The value of having these people on your team has several advantages:

  1. They give a strong indication that corporations are watching and are interested in what you are doing
  2. They are knowledgeable of insights, trends and insider information that can help you make decisions on how to position and develop your company, especially building towards an acquisition
  3. They can initiate conversations between you and venture capitalists to further grow your business
  4. They can make introductions to key customers that can be first be used to validate your offering

Stage 2 — Corporate Customer: With the right peripheral team in place, it’s now time to leverage them and land your first corporate customer. By corporate, I mean one within the Fortune 500 ranking. Thinking from my own experience in start-ups, one of our first customers at a previous company was a huge corporation that we acquired through a personal relationship. Many of the successful companies I had the opportunity to interview with had the same pattern.

Landing a large corporation has 2 big advantages for your startup. The first it is great for PR that can be used in many ways. Having a big name customer in your portfolio can be used to attract top talent, investors, and similar customers that will take notice. It gives your company credibility.

The second advantage is that corporate customers can pay, a lot. For B2B brands, your solution can be used by both big and small customers. Smaller customers are often more price sensitive and require a higher amount of customers to reach a scale of profitability. Big customers can easily write checks between 10k — 100k for solutions. One big customer and you can easily achieve 15k MRR, which is only 70k from our 250k ARR goal.

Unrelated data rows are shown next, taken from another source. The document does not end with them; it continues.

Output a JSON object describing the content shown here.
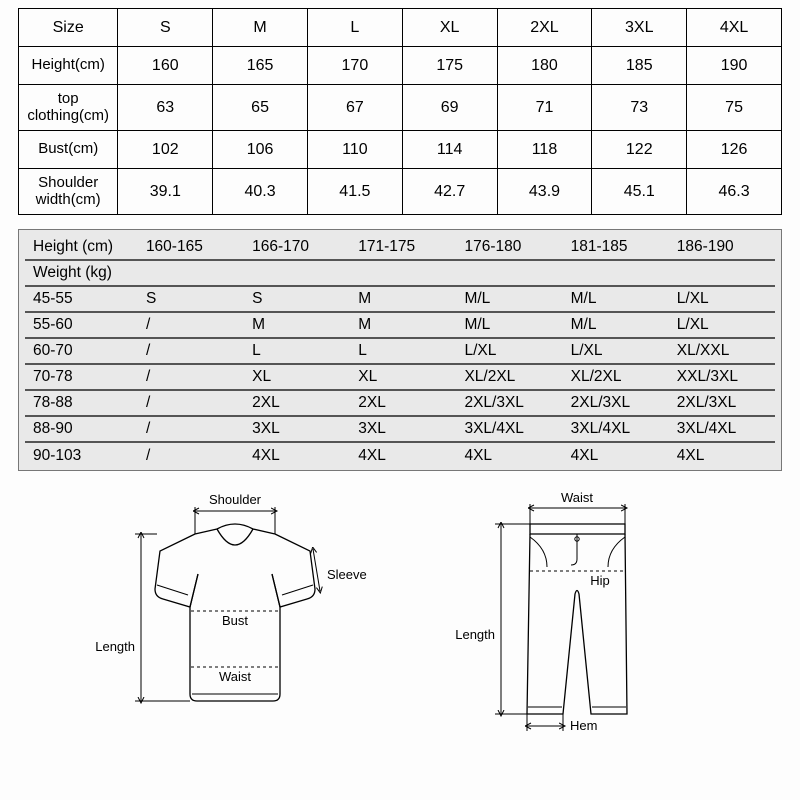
{
  "sizeTable": {
    "columns": [
      "Size",
      "S",
      "M",
      "L",
      "XL",
      "2XL",
      "3XL",
      "4XL"
    ],
    "rows": [
      {
        "label": "Height(cm)",
        "values": [
          "160",
          "165",
          "170",
          "175",
          "180",
          "185",
          "190"
        ]
      },
      {
        "label": "top clothing(cm)",
        "values": [
          "63",
          "65",
          "67",
          "69",
          "71",
          "73",
          "75"
        ]
      },
      {
        "label": "Bust(cm)",
        "values": [
          "102",
          "106",
          "110",
          "114",
          "118",
          "122",
          "126"
        ]
      },
      {
        "label": "Shoulder width(cm)",
        "values": [
          "39.1",
          "40.3",
          "41.5",
          "42.7",
          "43.9",
          "45.1",
          "46.3"
        ]
      }
    ],
    "colWidths": [
      "13%",
      "12.4%",
      "12.4%",
      "12.4%",
      "12.4%",
      "12.4%",
      "12.4%",
      "12.4%"
    ]
  },
  "recTable": {
    "headerLabel": "Height (cm)",
    "heightRanges": [
      "160-165",
      "166-170",
      "171-175",
      "176-180",
      "181-185",
      "186-190"
    ],
    "weightLabel": "Weight (kg)",
    "rows": [
      {
        "label": "45-55",
        "values": [
          "S",
          "S",
          "M",
          "M/L",
          "M/L",
          "L/XL"
        ]
      },
      {
        "label": "55-60",
        "values": [
          "/",
          "M",
          "M",
          "M/L",
          "M/L",
          "L/XL"
        ]
      },
      {
        "label": "60-70",
        "values": [
          "/",
          "L",
          "L",
          "L/XL",
          "L/XL",
          "XL/XXL"
        ]
      },
      {
        "label": "70-78",
        "values": [
          "/",
          "XL",
          "XL",
          "XL/2XL",
          "XL/2XL",
          "XXL/3XL"
        ]
      },
      {
        "label": "78-88",
        "values": [
          "/",
          "2XL",
          "2XL",
          "2XL/3XL",
          "2XL/3XL",
          "2XL/3XL"
        ]
      },
      {
        "label": "88-90",
        "values": [
          "/",
          "3XL",
          "3XL",
          "3XL/4XL",
          "3XL/4XL",
          "3XL/4XL"
        ]
      },
      {
        "label": "90-103",
        "values": [
          "/",
          "4XL",
          "4XL",
          "4XL",
          "4XL",
          "4XL"
        ]
      }
    ],
    "colWidths": [
      "15%",
      "14.1%",
      "14.1%",
      "14.1%",
      "14.1%",
      "14.1%",
      "14.1%"
    ],
    "background": "#e9e9e9",
    "lineColor": "#555"
  },
  "diagrams": {
    "shirt": {
      "labels": {
        "shoulder": "Shoulder",
        "sleeve": "Sleeve",
        "bust": "Bust",
        "length": "Length",
        "waist": "Waist"
      }
    },
    "pants": {
      "labels": {
        "waist": "Waist",
        "hip": "Hip",
        "length": "Length",
        "hem": "Hem"
      }
    }
  }
}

Stage 3 — Accelerators: The third stage is optional. I’ve noticed many companies that execute the prior two stages successfully are admitted into accelerator programs. There are many accelerators to join, and not all of them are valuable to your business. The right ones will provide additional mentors, advisors that will further help you hone your business and execution. They also will provide connections to investors.

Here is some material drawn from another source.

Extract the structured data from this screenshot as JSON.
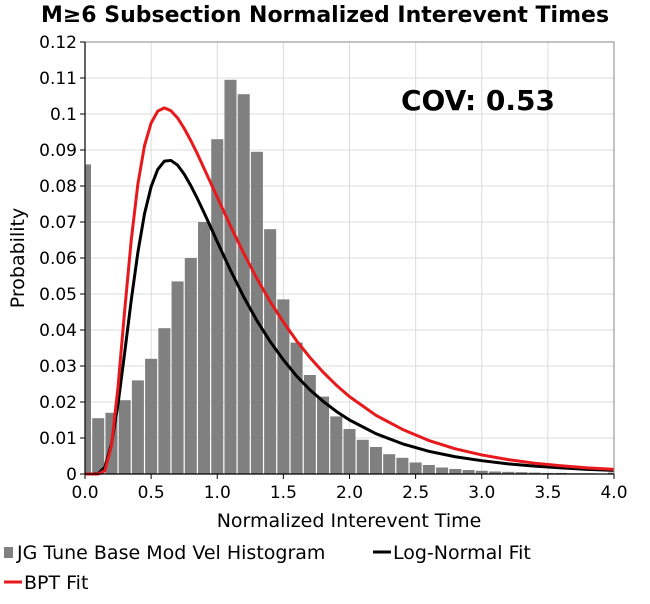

Stage 4 — Venture Capital: The final addition to this peripheral team is venture capital. But it’s not just any venture firm that is important, it’s about strategic capital that comes advantages towards helping a company achieve its goals.

A Set Trajectory To Success

How likely are these companies not to make over 250k? Very hard given the trajectory they have amassed around them. To recap:

  1. High profile advisors, mentors or board members that come with a wealth of guidance and connections join the company.
  2. Closing of large corporate clients, generally in the Fortune 1000 or Fortune 500 range that can pay between 10k to 100k.
  3. Acceptance into programs such as accelerators, that help hone the startups positioning, value, execution along with more connections.
  4. Funding from strategic investors.

With a just few corporate customers and partnerships, and the ability to hire top talent, these companies have the capabilities and resources to easily surpass 250k in revenue. While diversity report released by Harlem Capital Partners indicates few companies able to make over a 250k in revenue, is this just a Black and Latino problem? No, not at all.

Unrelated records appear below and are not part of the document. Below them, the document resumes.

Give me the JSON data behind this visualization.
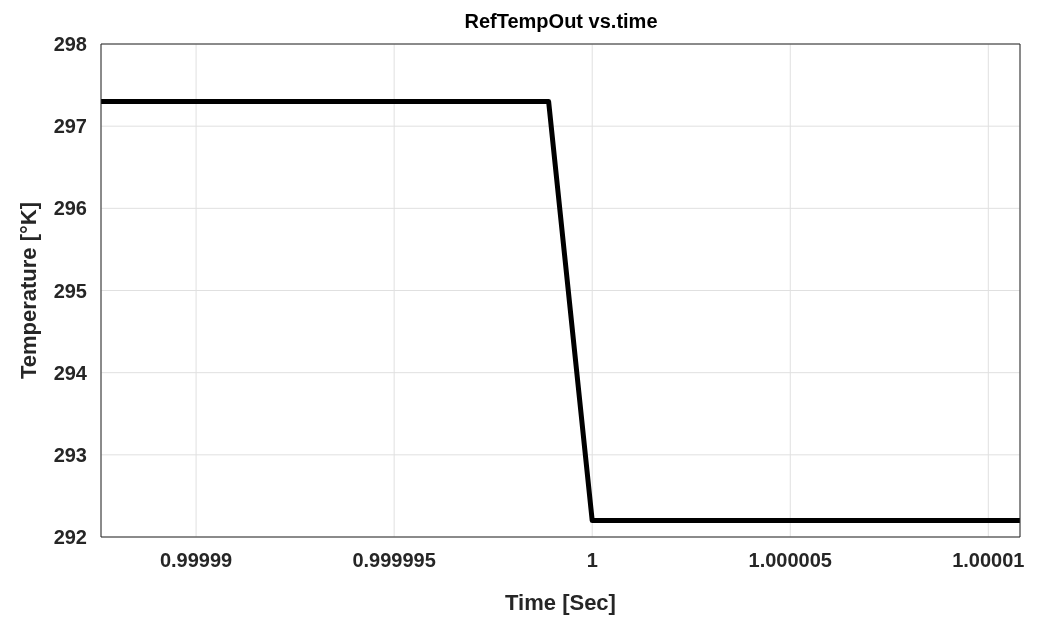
{
  "chart_data": {
    "type": "line",
    "title": "RefTempOut vs.time",
    "xlabel": "Time [Sec]",
    "ylabel": "Temperature [°K]",
    "series": [
      {
        "color": "#000000",
        "x": [
          0.9999876,
          0.9999989,
          1.0,
          1.0000108
        ],
        "values": [
          297.3,
          297.3,
          292.2,
          292.2
        ]
      }
    ],
    "xlim": [
      0.9999876,
      1.0000108
    ],
    "xticks": [
      0.99999,
      0.999995,
      1,
      1.000005,
      1.00001
    ],
    "ylim": [
      292,
      298
    ],
    "yticks": [
      292,
      293,
      294,
      295,
      296,
      297,
      298
    ],
    "grid": true,
    "marker": "none",
    "line_style": "solid",
    "legend": false
  }
}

I’ve actually seen Black and Latino companies position themselves with the right people and have a similar trajectory to success. For example, one black-led company added a strategic member to their board and was introduced to one of the top accelerators in the United States. The problem many Black and Latino founders face is they do not have the network to connect with high profile figures.

To any startup looking to succeed, consider correctly building a peripheral team that is going to give you an extreme upward trajectory. This can be hard and time-consuming as building your internal team, but the long-term benefits are well worth it.